Доктор, меня смущает такое «кино».

Заберите мою проклятую паранойю,

Доктор, я ведь болен. И болен уже давно.

 

Мне не дышится, доктор, и мне не спится

Уже много и много ночей подряд.

Я смотрю на губы её, на её ресницы,

Как они сонно и беззащитно дрожат.

 

Доктор, а давайте вырежем всё, что в ответе за чувства.

Вдруг они все тоже порою лгут.

И станет как в стихотворении «ясно и пусто».

Но ни я их, ни они меня не убьют.

 


Поэтическая викторина

* * *

 

Едва проснувшись, я наливаю в кофе ром...

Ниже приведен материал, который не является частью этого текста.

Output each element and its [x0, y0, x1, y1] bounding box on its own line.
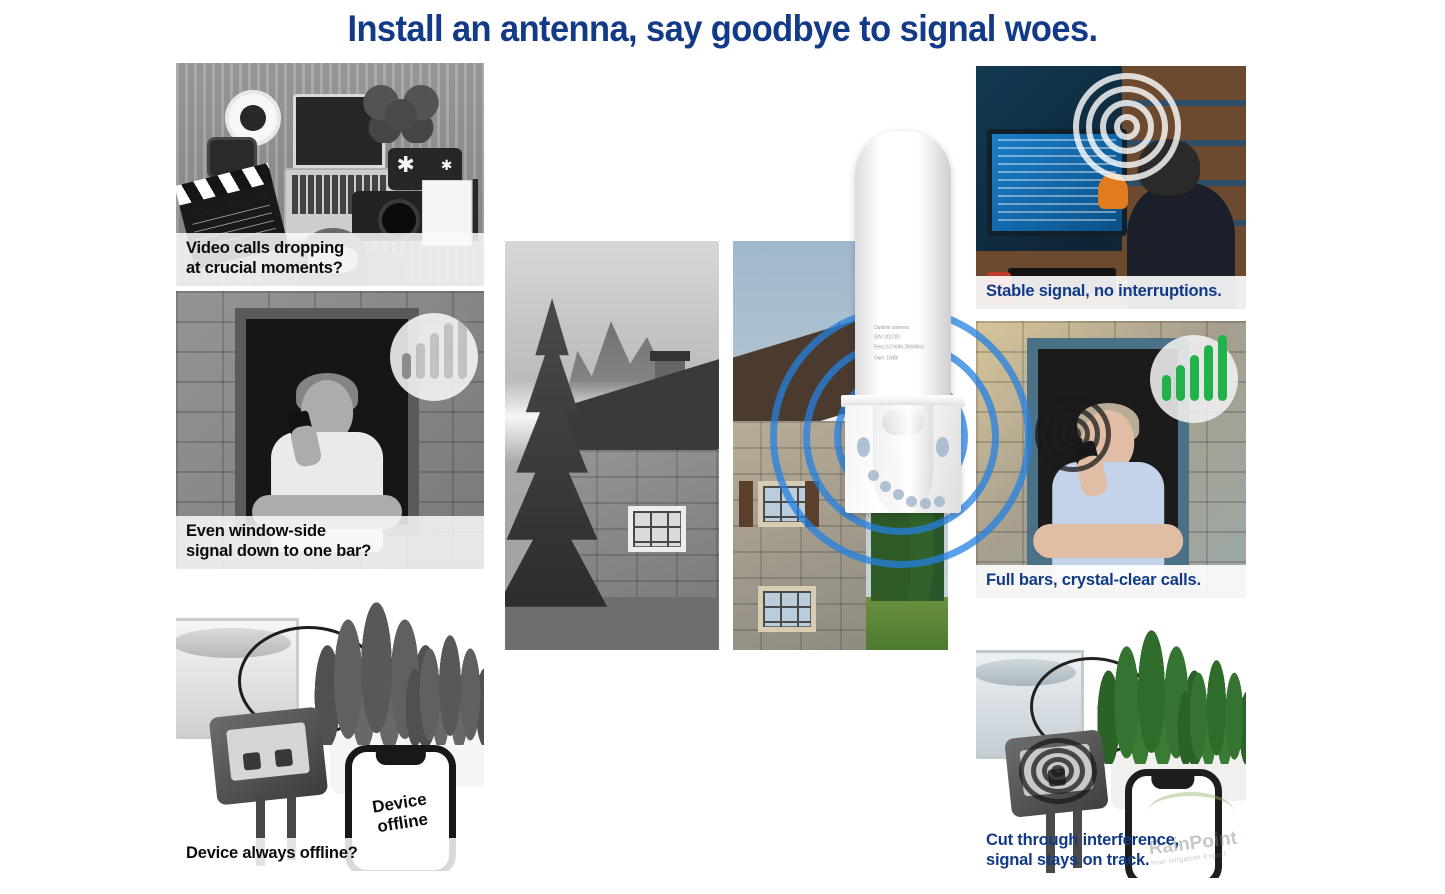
problem-caption-window-signal: Even window-side signal down to one bar?	[176, 516, 484, 569]
solution-panel-cut-interference: RainPoint Your Irrigation Expert Cut thr…	[976, 630, 1246, 878]
problem-caption-device-offline: Device always offline?	[176, 838, 484, 871]
antenna-bracket	[845, 405, 960, 513]
center-house-before	[505, 241, 719, 650]
controller-offline-image: Deviceoffline	[176, 596, 484, 871]
signal-bars-icon-full	[1150, 335, 1238, 423]
outdoor-antenna-product: Outdoor antenna S/N: 001283 Freq: 617/69…	[855, 131, 951, 521]
phone-offline-text: Deviceoffline	[371, 789, 431, 836]
signal-bars-icon-weak	[390, 313, 478, 401]
signal-rings-white	[1072, 72, 1182, 182]
solution-caption-stable-signal: Stable signal, no interruptions.	[976, 276, 1246, 309]
house-before-image	[505, 241, 719, 650]
signal-rings-controller	[1011, 732, 1105, 810]
solution-panel-stable-signal: Stable signal, no interruptions.	[976, 66, 1246, 309]
solution-caption-cut-interference: Cut through interference, signal stays o…	[976, 825, 1246, 878]
problem-caption-video-calls: Video calls dropping at crucial moments?	[176, 233, 484, 286]
solution-caption-full-bars: Full bars, crystal-clear calls.	[976, 565, 1246, 598]
problem-panel-device-offline: Deviceoffline Device always offline?	[176, 596, 484, 871]
page-title: Install an antenna, say goodbye to signa…	[51, 8, 1395, 50]
antenna-spec-label: Outdoor antenna S/N: 001283 Freq: 617/69…	[874, 322, 941, 362]
problem-panel-window-signal: Even window-side signal down to one bar?	[176, 291, 484, 569]
problem-panel-video-calls: Video calls dropping at crucial moments?	[176, 63, 484, 286]
antenna-body: Outdoor antenna S/N: 001283 Freq: 617/69…	[855, 131, 951, 399]
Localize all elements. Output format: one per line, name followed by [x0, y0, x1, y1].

Там зима... там зима за моим окном,

двадцать пятое или двадцать шестое,

там январь... Или что-то такое...

Там беда. Не читаются даже книги.

Вспомнилось, как мы мечтали о Риге,

ты теперь там? Только с другою музой...

Боже, не дай ей стать для тебя обузой...

Лоб мой горяч – его не остудишь льдом –

из сотни мыслей каждая третья о нём.

Родиться бы крысой, собакой или котом –

никаких проблем, но об этом потом, потом...

 

Список контактов стал меньше на одно имя.

Спали в одной постели раньше – теперь другие.

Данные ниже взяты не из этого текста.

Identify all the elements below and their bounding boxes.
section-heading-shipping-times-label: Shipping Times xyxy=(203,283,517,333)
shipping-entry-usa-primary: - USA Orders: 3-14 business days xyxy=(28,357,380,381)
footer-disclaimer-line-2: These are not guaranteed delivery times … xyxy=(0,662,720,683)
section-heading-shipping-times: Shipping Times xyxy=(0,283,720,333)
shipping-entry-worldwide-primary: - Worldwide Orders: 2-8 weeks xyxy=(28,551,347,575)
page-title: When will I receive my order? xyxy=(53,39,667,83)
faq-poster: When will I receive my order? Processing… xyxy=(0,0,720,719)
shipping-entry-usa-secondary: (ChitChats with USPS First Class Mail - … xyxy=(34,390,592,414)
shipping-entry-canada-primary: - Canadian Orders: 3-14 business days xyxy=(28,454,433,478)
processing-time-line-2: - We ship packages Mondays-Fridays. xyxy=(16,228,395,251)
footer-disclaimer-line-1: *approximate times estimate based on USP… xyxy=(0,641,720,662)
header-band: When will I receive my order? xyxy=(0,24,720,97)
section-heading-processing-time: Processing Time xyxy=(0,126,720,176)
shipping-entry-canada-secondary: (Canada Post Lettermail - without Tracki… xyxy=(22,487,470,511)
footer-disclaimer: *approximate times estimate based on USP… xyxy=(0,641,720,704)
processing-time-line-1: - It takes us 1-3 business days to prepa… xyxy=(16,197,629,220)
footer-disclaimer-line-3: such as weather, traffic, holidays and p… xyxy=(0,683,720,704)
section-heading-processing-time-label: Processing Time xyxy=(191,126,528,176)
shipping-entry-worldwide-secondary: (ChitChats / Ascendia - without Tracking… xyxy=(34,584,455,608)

Снял бы о нас кино Антониони или Феллини...

 

Проснувшись, наливаю в водку мартини...

– Ах, обо мне бы снимать не такие ещё картины.

 

Иногда дрожат губы, предательски кривится рот,

ну а как ты хотела, милая, ты – живая, вроде не моральный урод.

Женщина – существо глупое – всё время чего-то ждёт.

Может, сказки, может, что жизнь совершит поворот...

Но пока из моей постели никто, кроме меня, не встаёт...

 

В широком стакане одиноко звенит лёд.

 

А перед сном я добавляю в ром чай.

Завтра суббота? Январь? Милая, баю-бай...

 

* * *

 

Мой номер не записан в памяти твоего телефона –

он где-то глубже, там, куда не достанет и нож.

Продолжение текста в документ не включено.